MIND MOVES:I MET Mark Pollock only once. But his opening words at the event I attended have echoed in my mind many times since: "It was only when I lost my sight completely that I began to look at myself and see who I really was."
His contribution was laced with humour and he spoke with a quiet self-confidence. He struck me as a man who had looked very honestly at who he was and made peace with what he had found.
The RTÉ documentary last week on his record-breaking expedition to Antarctica, Blind Man Walking, brought him alive again for me. There he was, as calm as I could remember him and with that same beguiling smile.
Ten years before, at age 22, he had been afraid to step outside his home, having recently woken to the trauma of the total loss of his sight. Now we saw him prepare in the most disciplined and exhausting way to step onto terrain that was as hostile as it was bone-numblingly cold.
I normally have mixed feelings about people who push themselves way beyond their comfort zone. I may eventually yield to a begrudging respect for their achievements, but rarely do I feel any real kinship with them.
But there was something different about Mark’s story, a kind of simplicity and humility in the way he told it that drew me in and held my attention. His presence throughout the saga was unencumbered by ego or any need to impress.
I wanted him to make it. I recognised that his ordeal was a deeply personal matter. He was doing this to give expression to a part of his soul that wanted to rise above his blindness and not be defined by it.
I felt profound admiration for the way he endured the icy cold and utter exhaustion that had killed many fine men before him. But what stayed with me afterwards was the look of peace on his face when he was on his way back home.
His ordeal had revealed to him some precious truths to share with the world. It had given him a voice to speak about adventure with renewed conviction. He now embodied a depth of courage and inner strength that would guide others to access these undercharged qualities in themselves.
But just as this hero’s adventure was ending, another was about to begin. A footnote in the credits mentioned in the most understated way that Mark had fallen through a glass door from a 25-foot height to the ground beneath and sustained spinal fractures. This man who had revelled in being able to walk where no blind man had walked before, now lay immobilised in a hospital bed in the UK.
I wanted to write him a letter. I wanted to say thank you. To wish him a full recovery no matter how long it took. To tell him we miss him and that we want him to come home.
I imagine there are days when he must feel that hero of Antarctica has upped and left town. I thought of a few lines from the poet David White that might be of some help.
When he was a young vigorous man trekking through the Himalayas, David reached a huge chasm where there was only the flimsiest and most precarious of bridges linking two ledges. The hero who had got him there could go no further. He sat down in defeat.

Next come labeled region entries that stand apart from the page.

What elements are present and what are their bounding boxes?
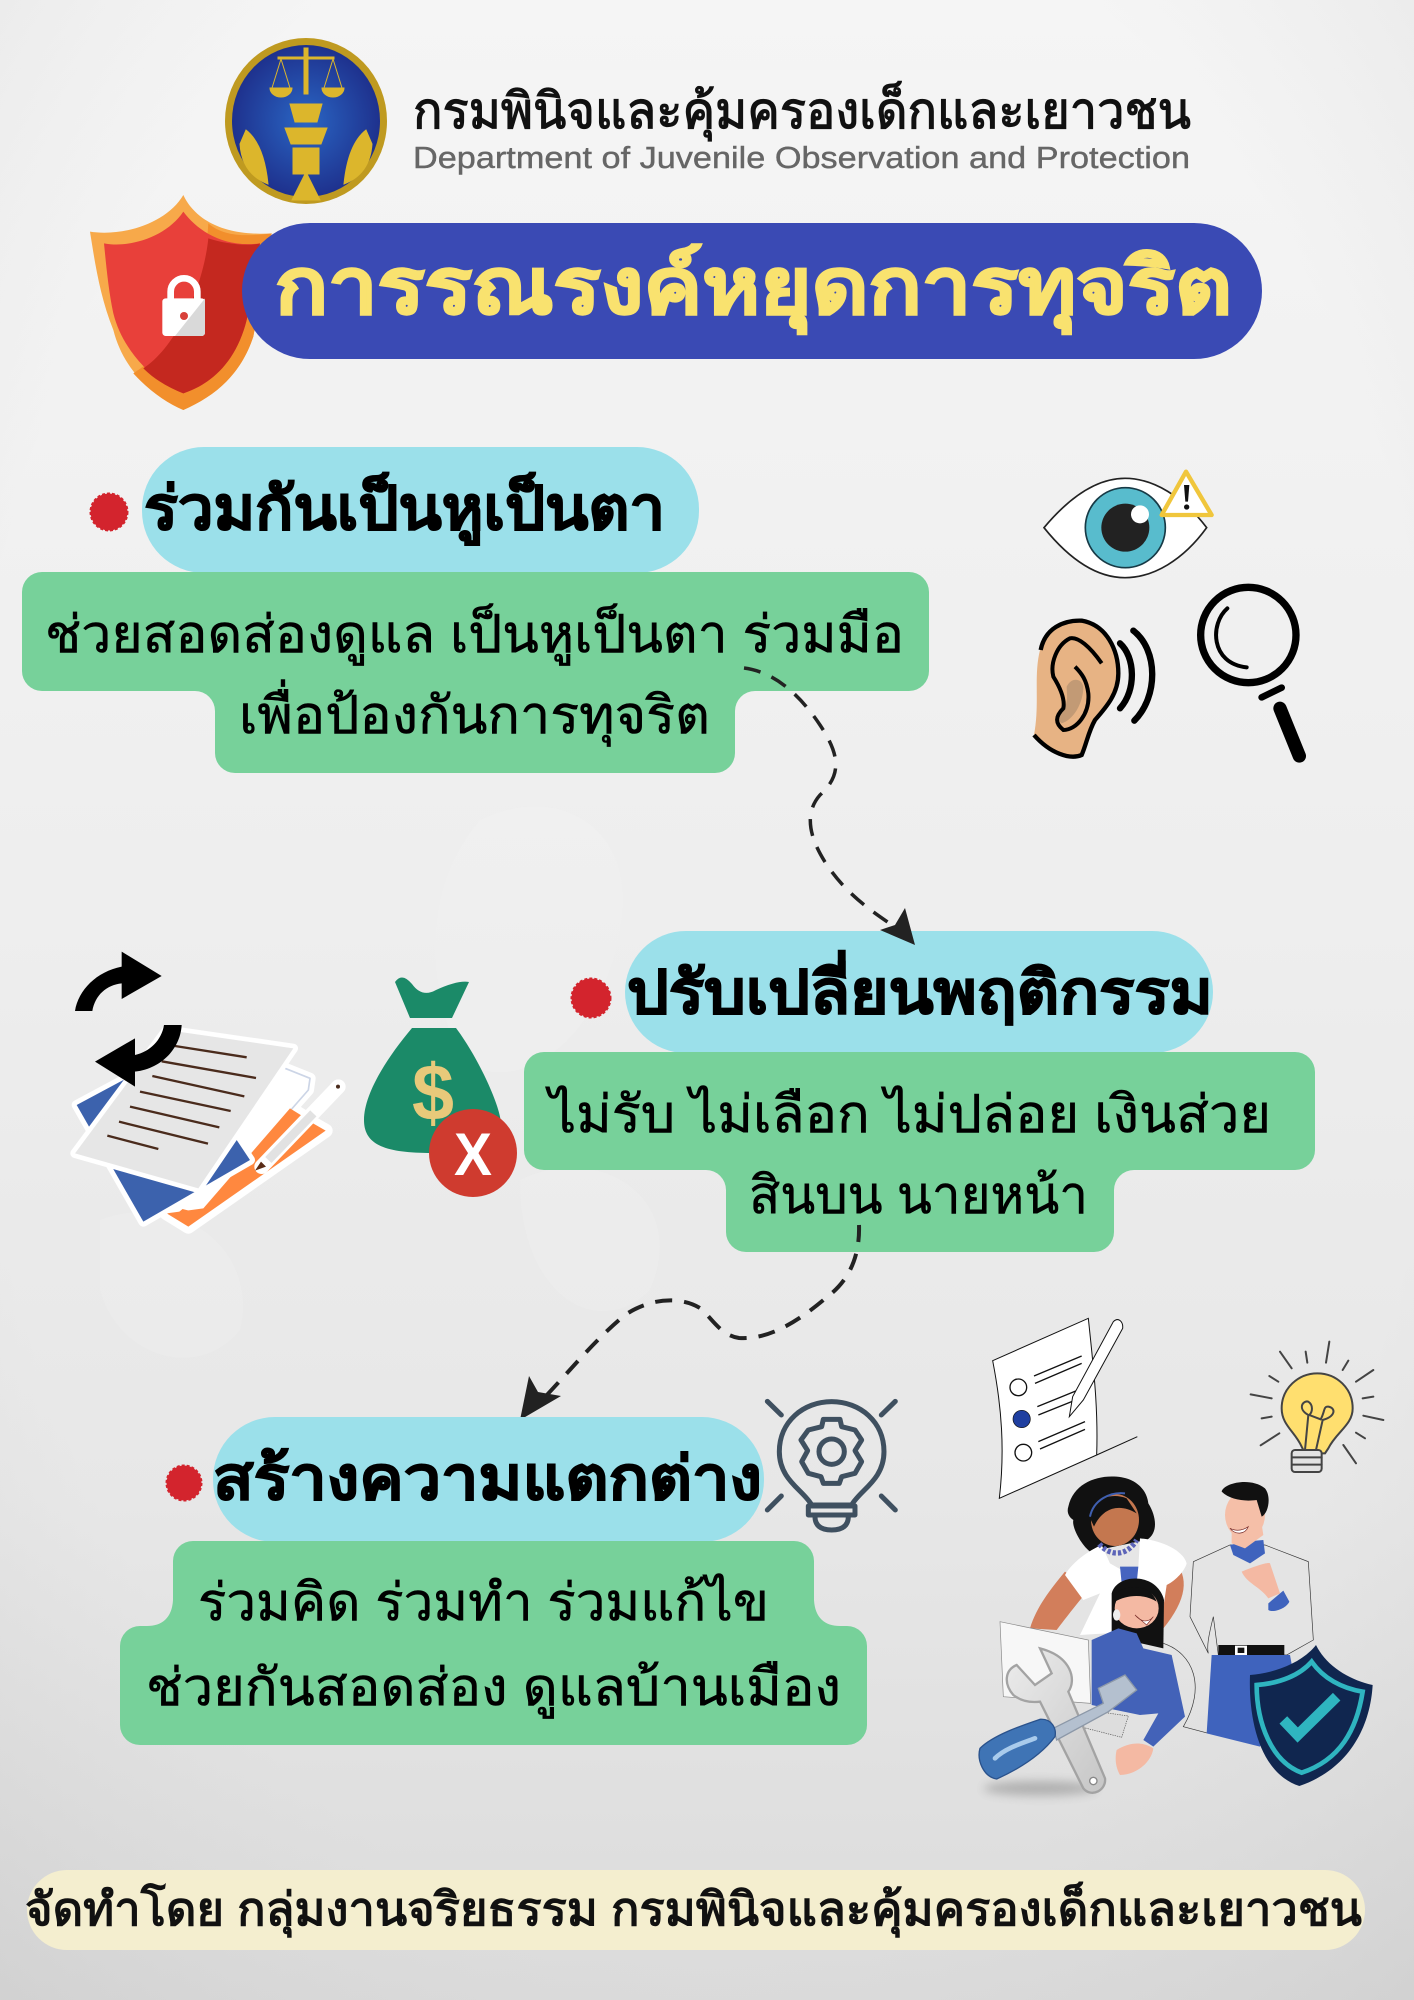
icon: light bulb with gear xyxy=(767,1401,895,1530)
person: standing woman xyxy=(1030,1476,1187,1635)
title banner: การรณรงค์หยุดการทุจริต xyxy=(275,244,1232,335)
section 2 description panel: สินบน นายหน้า xyxy=(749,1167,1088,1225)
bullet 3 xyxy=(166,1466,202,1500)
section 2 heading pill: ปรับเปลี่ยนพฤติกรรม xyxy=(627,950,1213,1026)
footer credit bar xyxy=(25,1870,1365,1950)
person: seated woman xyxy=(1092,1578,1208,1775)
icon group: papers with rotating arrows xyxy=(75,952,340,1227)
icon group: eye, ear and magnifier xyxy=(1034,472,1299,757)
icon: eye with warning xyxy=(1044,472,1212,578)
section 2 description panel: ไม่รับ ไม่เลือก ไม่ปล่อย เงินส่วย xyxy=(545,1085,1271,1144)
person: standing man xyxy=(1190,1482,1313,1747)
arrow: dashed from section 2 to section 3 xyxy=(520,1225,859,1420)
section 3 description panel xyxy=(120,1541,867,1745)
icon: pen xyxy=(255,1085,340,1171)
bullet 1 xyxy=(90,494,128,530)
section 1 heading pill xyxy=(90,447,699,573)
icon: wrench xyxy=(1007,1648,1105,1793)
section 1 heading pill: ร่วมกันเป็นหูเป็นตา xyxy=(144,472,665,546)
footer credit bar: จัดทำโดย กลุ่มงานจริยธรรม กรมพินิจและคุ้มครองเด็กและเยาวชน xyxy=(25,1881,1363,1938)
icon: navy shield with check xyxy=(1250,1645,1373,1786)
section 1 description panel xyxy=(22,572,929,773)
icon: blue sheet xyxy=(77,1080,250,1222)
section 3 description panel: ร่วมคิด ร่วมทำ ร่วมแก้ไข xyxy=(198,1573,769,1632)
icon: orange folder sheet xyxy=(167,1108,326,1227)
section 2 description panel xyxy=(524,1052,1315,1252)
section 2 heading pill xyxy=(572,931,1213,1053)
icon: rotating arrows xyxy=(75,952,182,1087)
icon: grey document with lines xyxy=(75,1030,293,1188)
tool shadow xyxy=(983,1781,1097,1796)
logo text: English department name: Department of Juvenile Observation and Protection xyxy=(413,140,1190,175)
arrow: dashed from section 1 to section 2 xyxy=(744,668,915,945)
logo emblem xyxy=(225,38,387,204)
bullet 2 xyxy=(572,978,610,1018)
monitor xyxy=(1000,1622,1091,1703)
section 3 description panel: ช่วยกันสอดส่อง ดูแลบ้านเมือง xyxy=(146,1659,841,1719)
icon: money bag with red x xyxy=(364,977,517,1197)
icon: red shield with lock xyxy=(90,195,272,410)
section 3 heading pill xyxy=(166,1417,764,1542)
section 3 heading pill: สร้างความแตกต่าง xyxy=(213,1445,762,1512)
icon: idea bulb xyxy=(1251,1342,1383,1472)
icon: money bag with red x: X xyxy=(454,1121,492,1188)
icon: magnifying glass xyxy=(1201,587,1299,756)
icon: ear with sound waves xyxy=(1034,621,1152,757)
illustration: team with tools, checklist, bulb and shield xyxy=(979,1318,1383,1796)
title banner xyxy=(242,223,1262,359)
logo text: Thai department name: กรมพินิจและคุ้มครองเด็กและเยาวชน xyxy=(413,81,1191,141)
icon: screwdriver xyxy=(979,1675,1137,1779)
icon: money bag with red x: $ xyxy=(412,1048,454,1137)
section 1 description panel: เพื่อป้องกันการทุจริต xyxy=(239,679,710,747)
keyboard xyxy=(1080,1711,1128,1737)
icon: checklist and pen xyxy=(993,1318,1137,1498)
section 1 description panel: ช่วยสอดส่องดูแล เป็นหูเป็นตา ร่วมมือ xyxy=(45,604,904,666)
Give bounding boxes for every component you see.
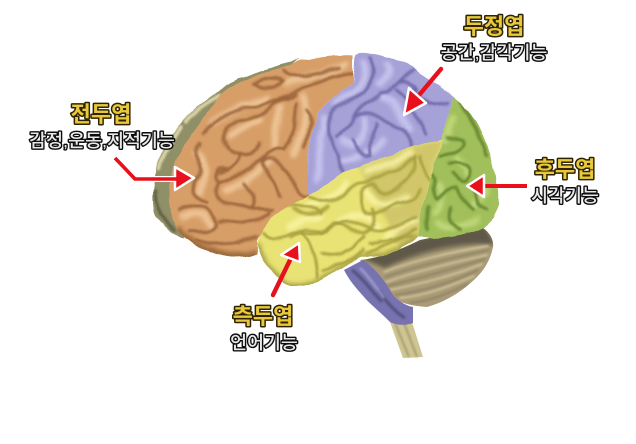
- arrow: occipital lobe: [467, 175, 527, 197]
- occipital lobe (green): [415, 95, 500, 240]
- frontal lobe (orange): [168, 55, 354, 258]
- arrow: parietal lobe: [404, 69, 441, 115]
- title: occipital lobe: 후두엽: [535, 157, 595, 182]
- arrow: temporal lobe: [273, 243, 300, 295]
- cerebellum: [360, 228, 494, 307]
- title: frontal lobe: 전두엽: [71, 102, 131, 127]
- label: parietal lobe function: 공간,감각기능: [441, 42, 547, 63]
- label: occipital lobe function: 시각기능: [531, 185, 599, 206]
- brainstem: [344, 260, 413, 325]
- title: temporal lobe: 측두엽: [233, 304, 293, 329]
- title: parietal lobe: 두정엽: [464, 14, 524, 39]
- parietal lobe (purple): [307, 52, 453, 196]
- spinal cord: [390, 322, 423, 358]
- temporal lobe (yellow): [257, 140, 442, 286]
- skull rim behind the frontal lobe: [152, 60, 300, 238]
- label: temporal lobe function: 언어기능: [230, 332, 298, 353]
- label: frontal lobe function: 감정,운동,지적기능: [29, 130, 175, 151]
- arrow: frontal lobe: [115, 158, 194, 190]
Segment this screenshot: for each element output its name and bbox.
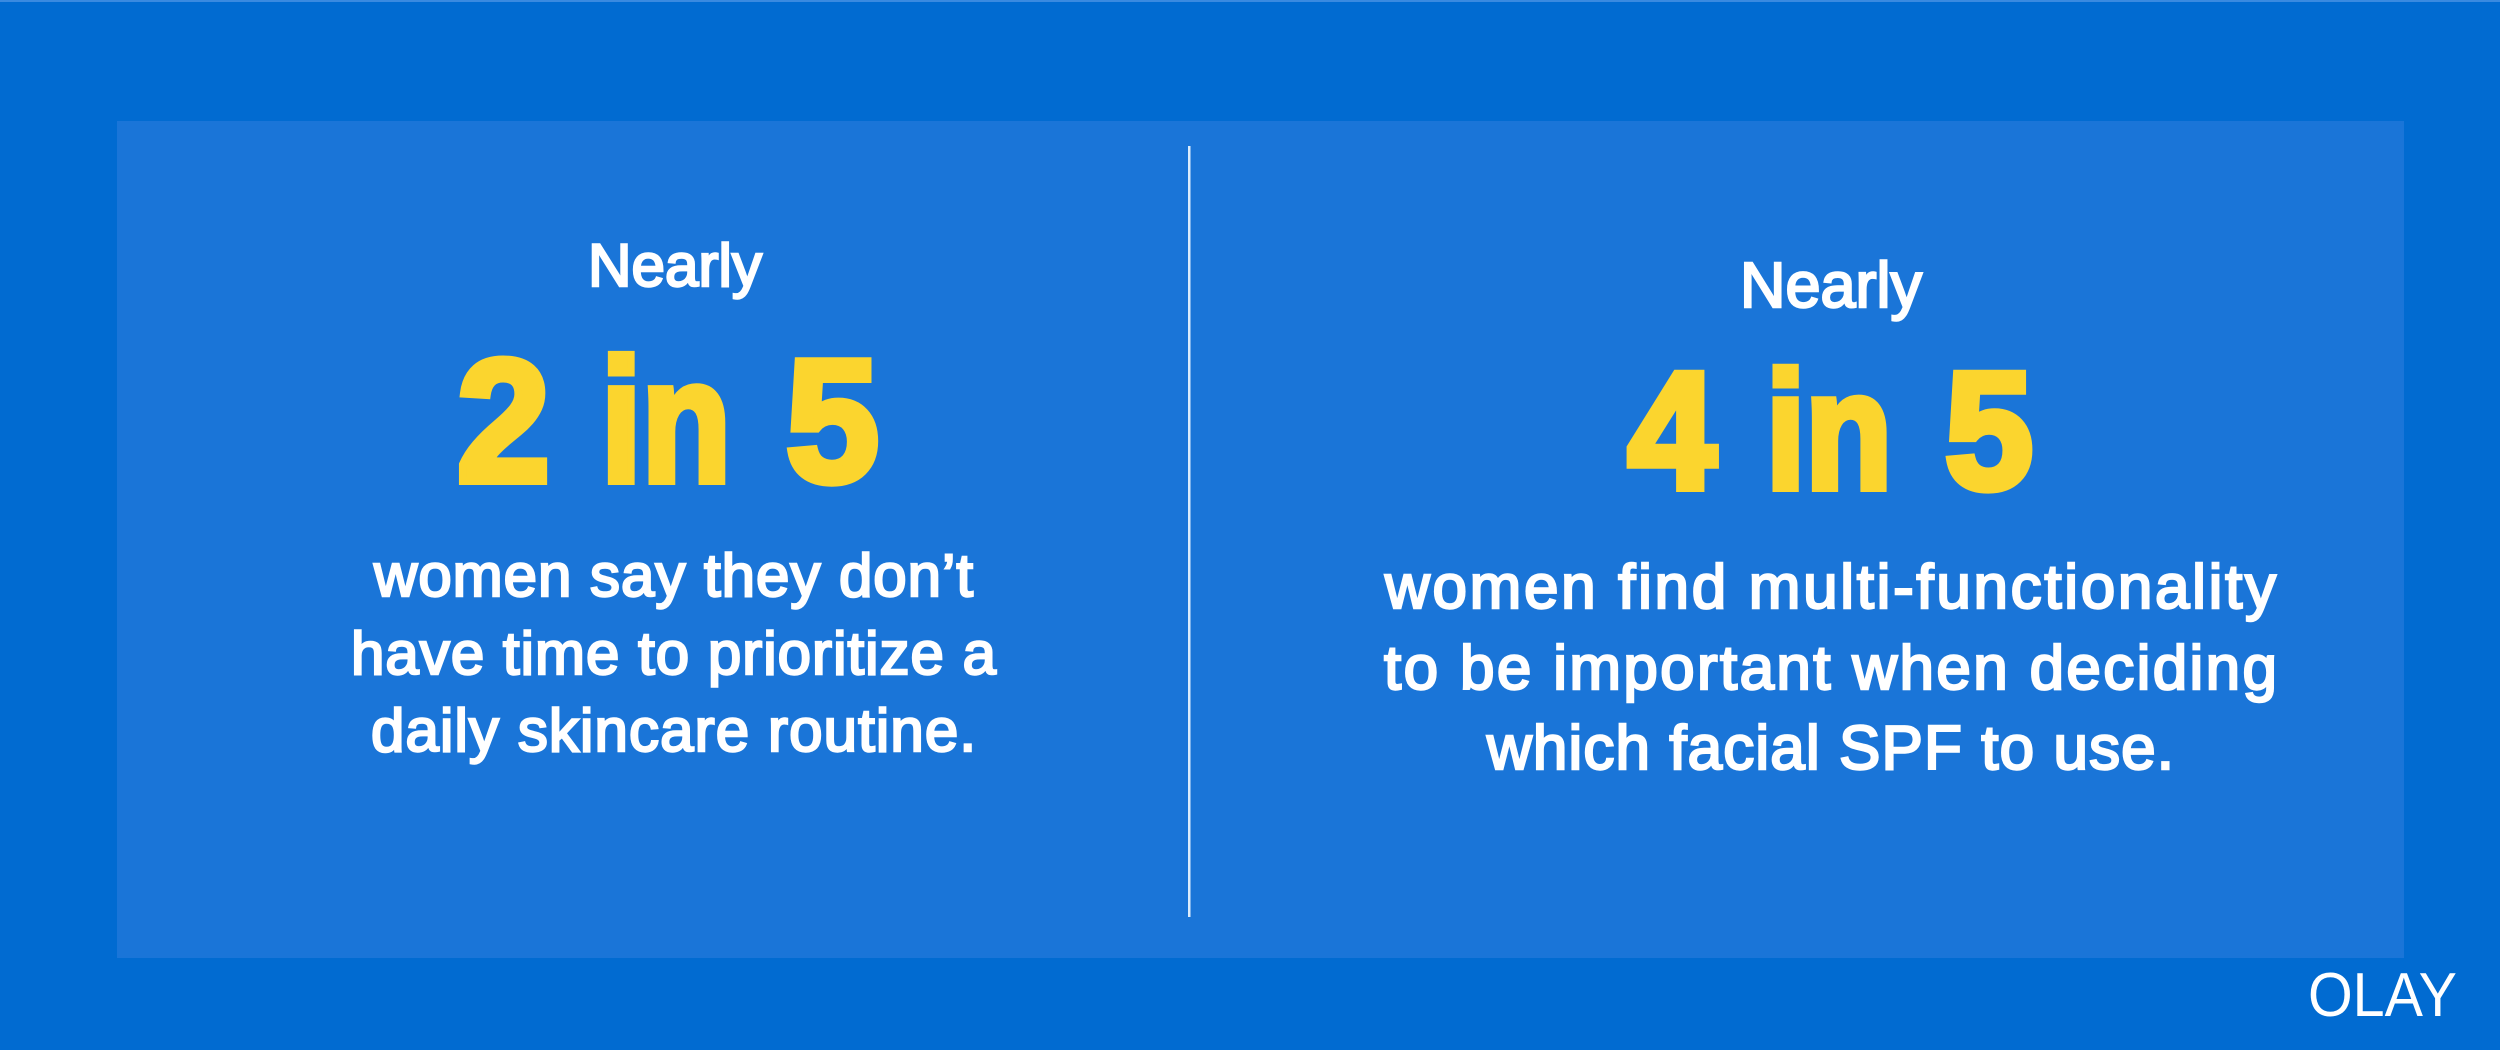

And then an old woman appeared bent over from the weight of a basket of yak dung she was carrying. She bowed to him as she passed and skipped across the bridge. He followed.
“One day the hero sits down,
afraid to take another step,
and the old interior angel
limps slowly in
with her no-nonsense
compassion
and her old secret
and goes ahead.
animists’
you say
and follow.”
Sometimes it’s only when the part we think of as the hero “sits down” that a gentler wiser warrior can emerge.
We are thinking of you Mark. It baffles the hell out of all of us that life could be this cruel to you, maybe because we are blind and we are afraid. May you find within yourself an indestructible interior angel to carry you across this terrain and this darkness.